O fato evidente é que as bancadas ruralista, evangélica e da “segurança”, apelidadas de “BBB ou boi, bíblia e bala” tem um peso desproporcional no Congresso, com ou sem o elemento político do bolsonarismo ultrarreacionário. Digo com ou sem este molho ideológico porque ele não é essencial para a consolidação deste bloco, muito embora ainda tenha peso no eleitorado.
E ficamos assim no pior dos mundos. O regime não é parlamentarista, mas o Congresso interfere pesadamente na capacidade de gestão do executivo. Se estivéssemos no parlamentarismo, o executivo seria uma extensão do Congresso e a responsabilidade pelo governo seria mais claramente de deputados e senadores. Não haveria esta contradição entre o voto majoritário e o voto proporcional. Mas o parlamentarismo exige a vigência de outro tipo de partidos, mais programáticos e ideológicos, que se apresentem ao eleitorado como opções de governo nacional e não como um somatório de candidatos com interesses paroquiais.
A tentativa do Centrão de dominar o STF com uma PEC permitindo que o congresso possa rever decisões do supremo vai dar em nada pois é óbvio que o mesmo supremo vai considerar esta PEC inconstitucional. Os próceres do Centrão sabem disso, mas mantém a ameaça só para fustigar o STF.
Mais perigoso, no momento, é o desenlace da votação do marco temporal no Senado. Os senadores da base querem que Lula vete a integralidade da lei enquanto outros, no governo e no PT preferem um veto parcial. Esta posição é baseada na ideia de que esta lei já está morta como inconstitucional, devido à decisão recente do STF contra o marco. Apelar para o supremo seria mera formalidade. Mas o veto parcial é indicativo da posição do governo em relação ao marco e aceitar a posição da bancada ruralista, mesmo que apenas para fazer uma aparente concessão, enfraquece a causa dos indígenas. Isto é tão óbvio que fica a dúvida de qual é a intenção real do governo.
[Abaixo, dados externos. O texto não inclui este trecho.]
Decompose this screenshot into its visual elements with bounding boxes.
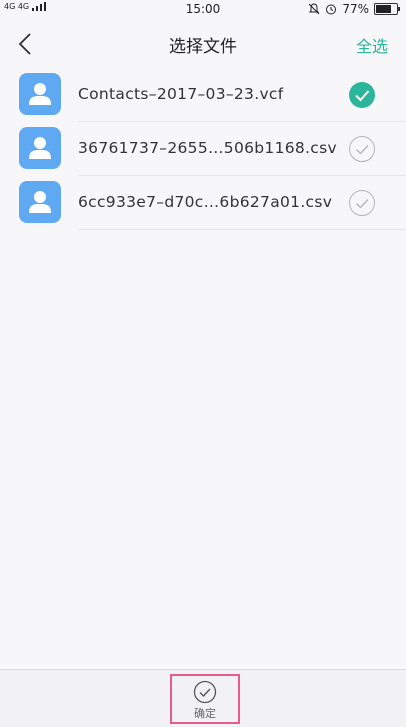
contact-avatar-icon	[19, 73, 61, 115]
chevron-left-icon	[18, 33, 31, 55]
file-list-item[interactable]: Contacts–2017–03–23.vcf	[0, 68, 406, 122]
title-bar: 选择文件 全选	[0, 20, 406, 68]
back-button[interactable]	[8, 26, 44, 62]
battery-icon	[374, 3, 400, 15]
check-circle-icon	[193, 680, 217, 704]
contact-avatar-icon	[19, 181, 61, 223]
file-list-item[interactable]: 6cc933e7–d70c…6b627a01.csv	[0, 176, 406, 230]
battery-percent: 77%	[342, 2, 369, 16]
mute-icon	[308, 3, 320, 15]
confirm-button[interactable]: 确定	[170, 674, 240, 724]
alarm-icon	[326, 4, 337, 15]
file-list-item[interactable]: 36761737–2655…506b1168.csv	[0, 122, 406, 176]
divider	[78, 229, 406, 230]
unchecked-icon[interactable]	[348, 189, 376, 217]
checked-icon[interactable]	[348, 81, 376, 109]
file-name: 6cc933e7–d70c…6b627a01.csv	[78, 193, 333, 211]
battery-fill	[376, 5, 392, 13]
file-name: Contacts–2017–03–23.vcf	[78, 85, 284, 103]
status-bar: 4G 4G 15:00 77%	[0, 0, 406, 20]
unchecked-icon[interactable]	[348, 135, 376, 163]
confirm-label: 确定	[194, 707, 216, 720]
file-name: 36761737–2655…506b1168.csv	[78, 139, 337, 157]
contact-avatar-icon	[19, 127, 61, 169]
bottom-toolbar: 确定	[0, 669, 406, 727]
page-title: 选择文件	[169, 37, 237, 57]
select-all-button[interactable]: 全选	[356, 33, 388, 57]
file-list: Contacts–2017–03–23.vcf 36761737–2655…50…	[0, 68, 406, 230]
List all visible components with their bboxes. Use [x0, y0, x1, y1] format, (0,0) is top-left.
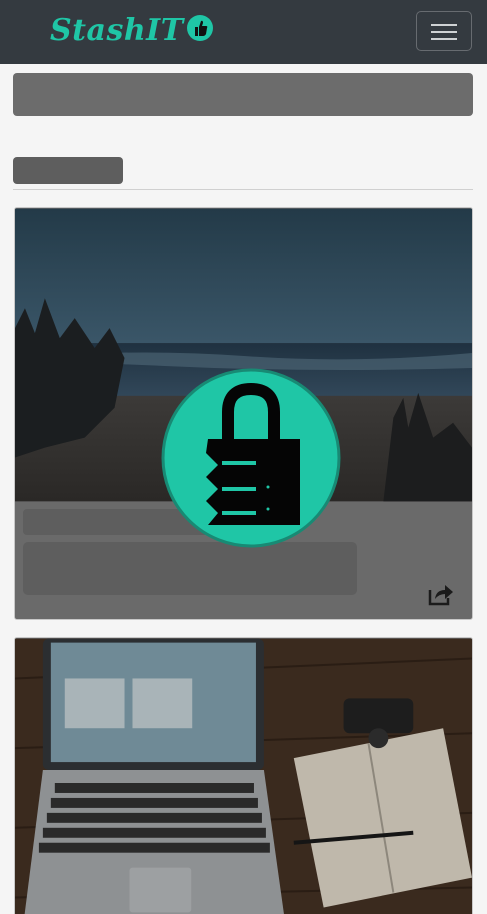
thumbs-up-icon	[186, 14, 214, 47]
search-input-placeholder[interactable]	[13, 73, 473, 116]
hamburger-menu-icon	[431, 24, 457, 26]
padlock-icon	[161, 368, 341, 548]
navbar-toggler-button[interactable]	[416, 11, 472, 51]
brand-logo[interactable]: StashIT	[50, 12, 214, 48]
share-icon[interactable]	[426, 581, 454, 607]
brand-name: StashIT	[50, 12, 184, 48]
card-description-placeholder	[23, 542, 357, 595]
divider	[13, 189, 473, 190]
card-image-laptop	[15, 638, 472, 914]
section-heading-placeholder	[13, 157, 123, 184]
stash-card[interactable]	[14, 637, 473, 914]
navbar: StashIT	[0, 0, 487, 64]
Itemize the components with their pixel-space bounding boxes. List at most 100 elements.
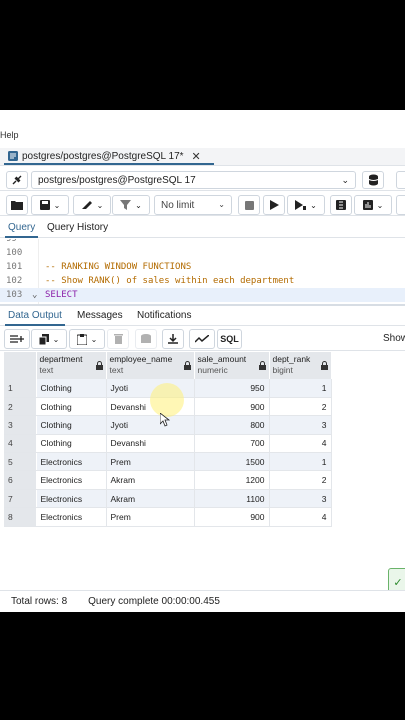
menubar: Help: [0, 110, 405, 152]
cell-department[interactable]: Electronics: [36, 452, 107, 472]
execute-options-button[interactable]: ⌄: [287, 195, 325, 215]
help-menu[interactable]: Help: [0, 130, 19, 140]
show-label[interactable]: Show: [383, 333, 405, 344]
editor-line: 99: [0, 239, 405, 246]
chevron-down-icon: ⌄: [376, 200, 384, 210]
tab-query-history[interactable]: Query History: [47, 222, 108, 233]
cell-department[interactable]: Electronics: [36, 489, 107, 509]
open-file-button[interactable]: [6, 195, 28, 215]
sql-button[interactable]: SQL: [217, 329, 242, 349]
explain-analyze-button[interactable]: ⌄: [354, 195, 392, 215]
add-row-button[interactable]: [4, 329, 30, 349]
cell-employee-name[interactable]: Devanshi: [106, 434, 195, 454]
cell-employee-name[interactable]: Akram: [106, 489, 195, 509]
chevron-down-icon: ⌄: [53, 200, 61, 210]
column-header[interactable]: dept_rank bigint: [269, 352, 332, 379]
row-number[interactable]: 8: [4, 507, 37, 527]
cell-dept-rank[interactable]: 2: [269, 397, 332, 417]
column-type: bigint: [272, 365, 293, 375]
filter-button[interactable]: ⌄: [112, 195, 150, 215]
extra-button[interactable]: [396, 171, 405, 189]
cell-dept-rank[interactable]: 2: [269, 470, 332, 490]
cell-sale-amount[interactable]: 950: [194, 379, 270, 398]
limit-select[interactable]: No limit ⌄: [154, 195, 232, 215]
commit-button[interactable]: [396, 195, 405, 215]
table-row[interactable]: 4 Clothing Devanshi 700 4: [4, 434, 332, 454]
edit-button[interactable]: ⌄: [73, 195, 111, 215]
cell-employee-name[interactable]: Akram: [106, 470, 195, 490]
cell-dept-rank[interactable]: 1: [269, 379, 332, 398]
column-name: sale_amount: [197, 354, 247, 364]
mouse-pointer-icon: [160, 413, 170, 427]
execute-button[interactable]: [263, 195, 285, 215]
stop-button[interactable]: [238, 195, 260, 215]
results-grid: department text employee_name text sale_…: [4, 352, 332, 527]
table-row[interactable]: 6 Electronics Akram 1200 2: [4, 470, 332, 490]
cell-dept-rank[interactable]: 4: [269, 434, 332, 454]
connection-select[interactable]: postgres/postgres@PostgreSQL 17 ⌄: [31, 171, 356, 189]
query-tool-tab[interactable]: postgres/postgres@PostgreSQL 17* ✕: [4, 149, 214, 165]
row-number[interactable]: 2: [4, 397, 37, 417]
cell-sale-amount[interactable]: 1500: [194, 452, 270, 472]
graph-visualiser-button[interactable]: [189, 329, 215, 349]
cell-employee-name[interactable]: Prem: [106, 507, 195, 527]
cell-sale-amount[interactable]: 1100: [194, 489, 270, 509]
cell-dept-rank[interactable]: 4: [269, 507, 332, 527]
chevron-down-icon: ⌄: [135, 200, 142, 210]
paste-button[interactable]: ⌄: [69, 329, 105, 349]
tab-messages[interactable]: Messages: [77, 310, 123, 321]
table-row[interactable]: 8 Electronics Prem 900 4: [4, 507, 332, 527]
line-number: 103: [6, 290, 23, 300]
delete-button[interactable]: [107, 329, 129, 349]
cell-sale-amount[interactable]: 700: [194, 434, 270, 454]
row-number[interactable]: 6: [4, 470, 37, 490]
column-header[interactable]: department text: [36, 352, 107, 379]
row-number[interactable]: 3: [4, 415, 37, 435]
close-icon[interactable]: ✕: [192, 150, 201, 163]
cell-sale-amount[interactable]: 900: [194, 507, 270, 527]
cell-dept-rank[interactable]: 3: [269, 489, 332, 509]
cell-department[interactable]: Clothing: [36, 415, 107, 435]
row-number[interactable]: 4: [4, 434, 37, 454]
column-header[interactable]: sale_amount numeric: [194, 352, 270, 379]
cell-employee-name[interactable]: Prem: [106, 452, 195, 472]
cursor-highlight: [150, 383, 184, 417]
connection-status-button[interactable]: [6, 171, 28, 189]
cell-department[interactable]: Clothing: [36, 379, 107, 398]
cell-employee-name[interactable]: Jyoti: [106, 415, 195, 435]
cell-dept-rank[interactable]: 3: [269, 415, 332, 435]
connection-bar: postgres/postgres@PostgreSQL 17 ⌄: [0, 169, 405, 191]
results-table: department text employee_name text sale_…: [4, 352, 332, 527]
explain-button[interactable]: [330, 195, 352, 215]
cell-sale-amount[interactable]: 1200: [194, 470, 270, 490]
lock-icon: [95, 361, 103, 370]
cell-dept-rank[interactable]: 1: [269, 452, 332, 472]
tab-notifications[interactable]: Notifications: [137, 310, 191, 321]
sql-editor[interactable]: 99 100 101 -- RANKING WINDOW FUNCTIONS 1…: [0, 239, 405, 304]
tab-data-output[interactable]: Data Output: [5, 310, 65, 326]
cell-department[interactable]: Clothing: [36, 397, 107, 417]
trash-icon: [113, 334, 123, 344]
query-toolbar: ⌄ ⌄ ⌄ No limit ⌄ ⌄ ⌄: [0, 194, 405, 216]
save-data-button[interactable]: [135, 329, 157, 349]
cell-sale-amount[interactable]: 900: [194, 397, 270, 417]
fold-chevron-icon[interactable]: ⌄: [32, 290, 45, 300]
cell-sale-amount[interactable]: 800: [194, 415, 270, 435]
download-button[interactable]: [162, 329, 184, 349]
cell-department[interactable]: Clothing: [36, 434, 107, 454]
copy-button[interactable]: ⌄: [31, 329, 67, 349]
save-button[interactable]: ⌄: [31, 195, 69, 215]
tab-query[interactable]: Query: [4, 222, 39, 238]
row-number[interactable]: 7: [4, 489, 37, 509]
cell-department[interactable]: Electronics: [36, 470, 107, 490]
pencil-icon: [81, 201, 92, 209]
new-connection-button[interactable]: [362, 171, 384, 189]
cell-department[interactable]: Electronics: [36, 507, 107, 527]
table-row[interactable]: 5 Electronics Prem 1500 1: [4, 452, 332, 472]
column-header[interactable]: employee_name text: [106, 352, 195, 379]
table-row[interactable]: 7 Electronics Akram 1100 3: [4, 489, 332, 509]
code-comment: -- Show RANK() of sales within each depa…: [45, 276, 295, 286]
row-number[interactable]: 5: [4, 452, 37, 472]
row-number[interactable]: 1: [4, 379, 37, 398]
line-chart-icon: [195, 335, 209, 343]
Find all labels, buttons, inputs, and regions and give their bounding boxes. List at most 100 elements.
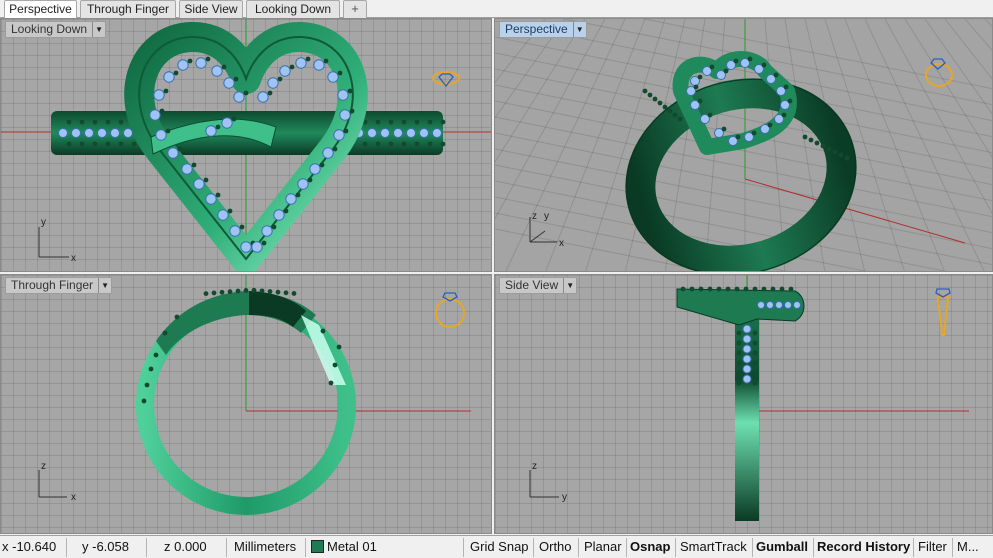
viewport-looking-down[interactable]: Looking Down ▼ y x bbox=[0, 18, 492, 272]
prong-bead bbox=[275, 289, 281, 295]
gem-stone bbox=[163, 71, 175, 83]
chevron-down-icon[interactable]: ▼ bbox=[92, 22, 105, 37]
prong-bead bbox=[734, 286, 740, 292]
prong-bead bbox=[319, 162, 325, 168]
gem-stone bbox=[757, 301, 765, 309]
prong-bead bbox=[725, 286, 731, 292]
prong-bead bbox=[243, 90, 249, 96]
prong-bead bbox=[751, 130, 757, 136]
prong-bead bbox=[219, 289, 225, 295]
prong-bead bbox=[826, 146, 832, 152]
prong-bead bbox=[105, 119, 111, 125]
gem-stone bbox=[205, 125, 217, 137]
prong-bead bbox=[336, 344, 342, 350]
prong-bead bbox=[736, 370, 742, 376]
add-tab-icon[interactable]: + bbox=[343, 0, 367, 18]
prong-bead bbox=[328, 380, 334, 386]
prong-bead bbox=[414, 141, 420, 147]
osnap-toggle[interactable]: Osnap bbox=[626, 538, 674, 557]
ring-top-render: y x bbox=[1, 19, 491, 271]
viewport-label-perspective[interactable]: Perspective ▼ bbox=[499, 21, 587, 38]
gem-stone bbox=[742, 364, 752, 374]
prong-bead bbox=[271, 224, 277, 230]
viewport-label-side-view[interactable]: Side View ▼ bbox=[499, 277, 578, 294]
smarttrack-toggle[interactable]: SmartTrack bbox=[676, 538, 751, 557]
planar-toggle[interactable]: Planar bbox=[580, 538, 626, 557]
gumball-toggle[interactable]: Gumball bbox=[752, 538, 812, 557]
coord-x-readout: x -10.640 bbox=[2, 539, 57, 554]
ortho-toggle[interactable]: Ortho bbox=[535, 538, 576, 557]
prong-bead bbox=[642, 88, 648, 94]
viewport-title: Side View bbox=[505, 278, 559, 292]
prong-bead bbox=[162, 330, 168, 336]
tab-side-view[interactable]: Side View bbox=[179, 0, 243, 18]
prong-bead bbox=[802, 134, 808, 140]
gem-stone bbox=[240, 241, 252, 253]
prong-bead bbox=[215, 124, 221, 130]
chevron-down-icon[interactable]: ▼ bbox=[572, 22, 586, 37]
record-history-toggle[interactable]: Record History bbox=[813, 538, 914, 557]
viewport-side-view[interactable]: Side View ▼ z y bbox=[494, 274, 993, 534]
prong-bead bbox=[752, 370, 758, 376]
tab-perspective[interactable]: Perspective bbox=[4, 0, 77, 19]
prong-bead bbox=[693, 84, 699, 90]
prong-bead bbox=[205, 56, 211, 62]
prong-bead bbox=[723, 68, 729, 74]
gem-stone bbox=[211, 65, 223, 77]
prong-bead bbox=[320, 328, 326, 334]
gem-stone bbox=[333, 129, 345, 141]
prong-bead bbox=[221, 64, 227, 70]
prong-bead bbox=[781, 112, 787, 118]
viewport-label-through-finger[interactable]: Through Finger ▼ bbox=[5, 277, 113, 294]
prong-bead bbox=[733, 58, 739, 64]
axis-label-y: y bbox=[41, 217, 46, 228]
prong-bead bbox=[211, 290, 217, 296]
chevron-down-icon[interactable]: ▼ bbox=[563, 278, 576, 293]
prong-bead bbox=[697, 98, 703, 104]
prong-bead bbox=[427, 119, 433, 125]
ring-side-icon bbox=[935, 288, 951, 336]
prong-bead bbox=[707, 112, 713, 118]
units-button[interactable]: Millimeters bbox=[230, 538, 300, 557]
layer-button[interactable]: Metal 01 bbox=[307, 538, 381, 557]
viewport-title: Through Finger bbox=[11, 278, 94, 292]
prong-bead bbox=[736, 330, 742, 336]
prong-bead bbox=[66, 141, 72, 147]
prong-bead bbox=[697, 74, 703, 80]
prong-bead bbox=[761, 62, 767, 68]
prong-bead bbox=[440, 119, 446, 125]
prong-bead bbox=[191, 162, 197, 168]
viewport-perspective[interactable]: Perspective ▼ z y x bbox=[494, 18, 993, 272]
gem-stone bbox=[177, 59, 189, 71]
prong-bead bbox=[174, 314, 180, 320]
prong-bead bbox=[267, 289, 273, 294]
grid-snap-toggle[interactable]: Grid Snap bbox=[466, 538, 533, 557]
gem-stone bbox=[784, 301, 792, 309]
tab-looking-down[interactable]: Looking Down bbox=[246, 0, 340, 18]
axis-indicator bbox=[529, 470, 559, 498]
prong-bead bbox=[844, 155, 850, 161]
prong-bead bbox=[752, 350, 758, 356]
prong-bead bbox=[66, 119, 72, 125]
gem-stone bbox=[110, 128, 120, 138]
prong-bead bbox=[779, 286, 785, 292]
prong-bead bbox=[767, 122, 773, 128]
axis-indicator bbox=[38, 227, 69, 258]
gem-stone bbox=[58, 128, 68, 138]
prong-bead bbox=[736, 360, 742, 366]
gem-stone bbox=[205, 193, 217, 205]
prong-bead bbox=[79, 119, 85, 125]
gem-stone bbox=[261, 225, 273, 237]
viewport-through-finger[interactable]: Through Finger ▼ z x bbox=[0, 274, 492, 534]
prong-bead bbox=[305, 56, 311, 62]
prong-bead bbox=[203, 177, 209, 183]
filter-button[interactable]: Filter bbox=[914, 538, 951, 557]
viewport-label-looking-down[interactable]: Looking Down ▼ bbox=[5, 21, 107, 38]
gem-stone bbox=[380, 128, 390, 138]
prong-bead bbox=[277, 76, 283, 82]
more-button[interactable]: M... bbox=[953, 538, 983, 557]
chevron-down-icon[interactable]: ▼ bbox=[98, 278, 111, 293]
tab-through-finger[interactable]: Through Finger bbox=[80, 0, 176, 18]
prong-bead bbox=[173, 70, 179, 76]
gem-stone bbox=[309, 163, 321, 175]
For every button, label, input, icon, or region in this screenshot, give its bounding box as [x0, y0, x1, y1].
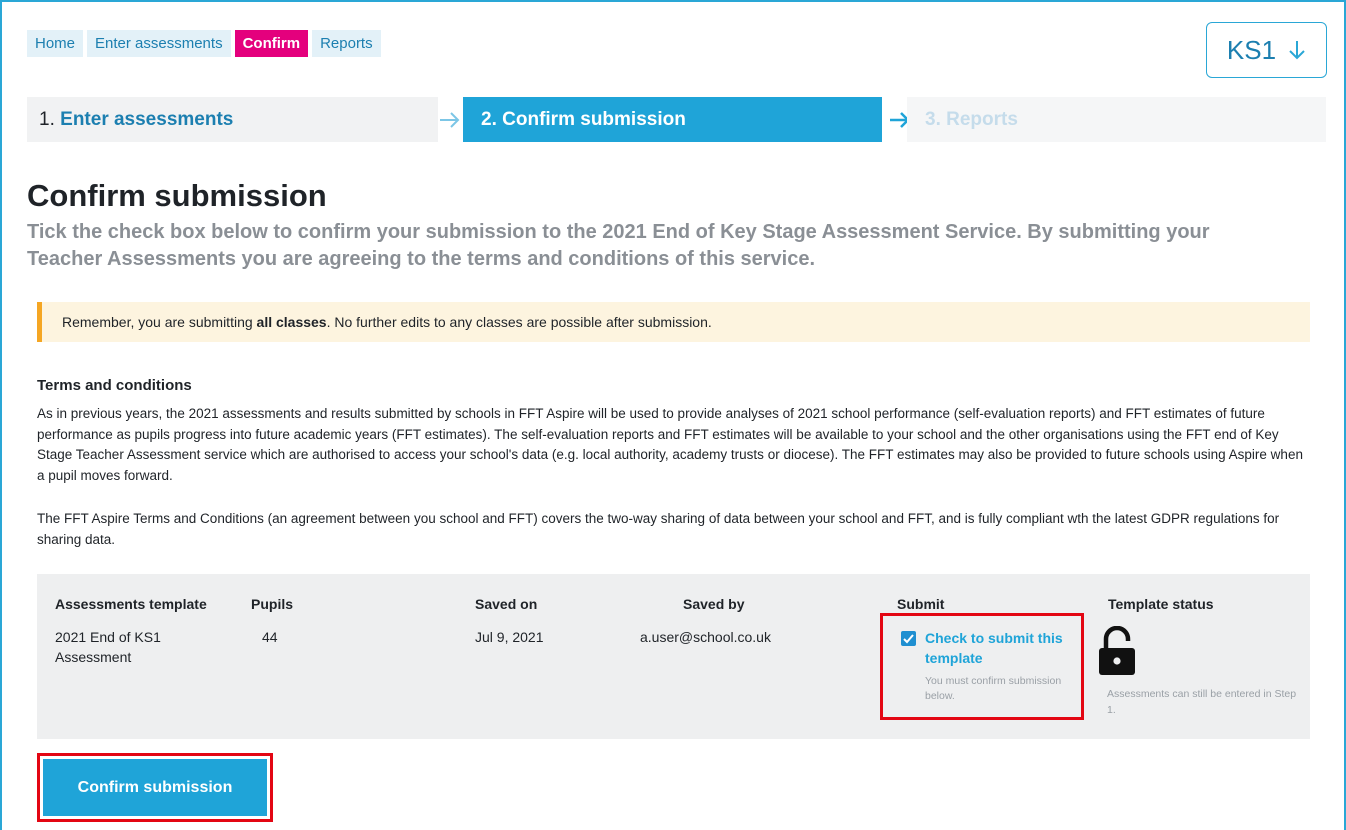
submit-checkbox-label[interactable]: Check to submit this template	[925, 628, 1075, 668]
step-3-number: 3.	[925, 109, 941, 130]
key-stage-value: KS1	[1226, 34, 1277, 65]
notice-text-post: . No further edits to any classes are po…	[326, 314, 712, 330]
cell-template-name: 2021 End of KS1 Assessment	[55, 629, 161, 665]
submit-template-checkbox[interactable]	[901, 631, 916, 646]
step-1-number: 1.	[39, 109, 55, 130]
step-reports: 3. Reports	[907, 97, 1326, 142]
column-header-saved-by: Saved by	[683, 596, 745, 612]
submit-hint: You must confirm submission below.	[925, 675, 1062, 702]
step-confirm-submission[interactable]: 2. Confirm submission	[463, 97, 882, 142]
arrow-down-icon	[1289, 41, 1305, 60]
confirm-submission-button[interactable]: Confirm submission	[43, 759, 267, 816]
terms-heading: Terms and conditions	[37, 377, 192, 394]
progress-stepper: 1. Enter assessments 2. Confirm submissi…	[27, 97, 1326, 142]
nav-tab-confirm[interactable]: Confirm	[234, 30, 309, 57]
checkmark-icon	[903, 634, 914, 644]
step-enter-assessments[interactable]: 1. Enter assessments	[27, 97, 438, 142]
key-stage-selector[interactable]: KS1	[1206, 22, 1327, 78]
submit-cell-highlight: Check to submit this template You must c…	[880, 613, 1084, 720]
cell-pupils: 44	[262, 629, 278, 645]
step-2-label: Confirm submission	[502, 109, 686, 130]
unlocked-padlock-icon	[1099, 626, 1135, 675]
cell-saved-on: Jul 9, 2021	[475, 629, 544, 645]
column-header-status: Template status	[1108, 596, 1214, 612]
templates-table: Assessments template Pupils Saved on Sav…	[37, 574, 1310, 739]
step-1-label: Enter assessments	[60, 109, 234, 130]
top-nav: Home Enter assessments Confirm Reports	[27, 30, 381, 57]
arrow-right-icon	[440, 112, 460, 128]
nav-tab-reports[interactable]: Reports	[312, 30, 381, 57]
confirm-button-highlight: Confirm submission	[37, 753, 273, 822]
terms-paragraph-1: As in previous years, the 2021 assessmen…	[37, 406, 1303, 483]
column-header-saved-on: Saved on	[475, 596, 538, 612]
template-status-text: Assessments can still be entered in Step…	[1107, 688, 1297, 716]
warning-notice: Remember, you are submitting all classes…	[37, 302, 1310, 342]
column-header-template: Assessments template	[55, 596, 207, 612]
nav-tab-home[interactable]: Home	[27, 30, 84, 57]
terms-paragraph-2: The FFT Aspire Terms and Conditions (an …	[37, 511, 1280, 547]
column-header-submit: Submit	[897, 596, 945, 612]
notice-text-pre: Remember, you are submitting	[62, 314, 257, 330]
step-2-number: 2.	[481, 109, 497, 130]
nav-tab-enter-assessments[interactable]: Enter assessments	[87, 30, 231, 57]
notice-text-bold: all classes	[256, 314, 327, 330]
page-title: Confirm submission	[27, 178, 327, 213]
cell-saved-by: a.user@school.co.uk	[640, 629, 771, 645]
column-header-pupils: Pupils	[251, 596, 294, 612]
page-intro: Tick the check box below to confirm your…	[27, 221, 1210, 270]
step-3-label: Reports	[946, 109, 1018, 130]
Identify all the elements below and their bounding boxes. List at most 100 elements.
A meu ver o governo está entre a cruz e a espada com o problema colocado pelo STF ao admitir as indenizações para quem comprou terras indígenas “de boa fé”. Como não se aplicam detectores de mentiras aos ocupantes de terras indígenas de “boa fé”, o critério vai ser subjetivo e a decisão vai ficar na mão dos juízes de primeira instância, sujeita a revisões até chegar no supremo. Podem esperar que o número de demarcações vai ficar muito diminuído. Por outro lado, o governo não vai querer pagar fortunas para grileiros (ou não) seja com qual fé, no caso de confirmação dos direitos dos ruralistas e vai preferir não ampliar as demarcações para não pesar no orçamento. O quadro já é complicado no presente por haver um bocado de congressistas com propriedades que já incorporaram terras indígenas demarcadas. Tantos homens “de boa fé » vão querer ser ressarcidos que mesmo este teto de gastos ampliado vigente não vai ser suficiente.
Ou seja, os três poderes da República estão em conflito neste caso das terras indígenas e isto tem impacto na questão ambiental, já que está mais do que demonstrado que são os indígenas os melhores defensores da floresta em pé.
Enquanto isso, o público em geral passa ao largo deste debate e apenas os indígenas e seus apoiadores e os ambientalistas estão se mobilizando. Uma posição mais clara do governo federal seria importante para ampliar a mobilização popular, mas não há sinais de que ela vá ocorrer.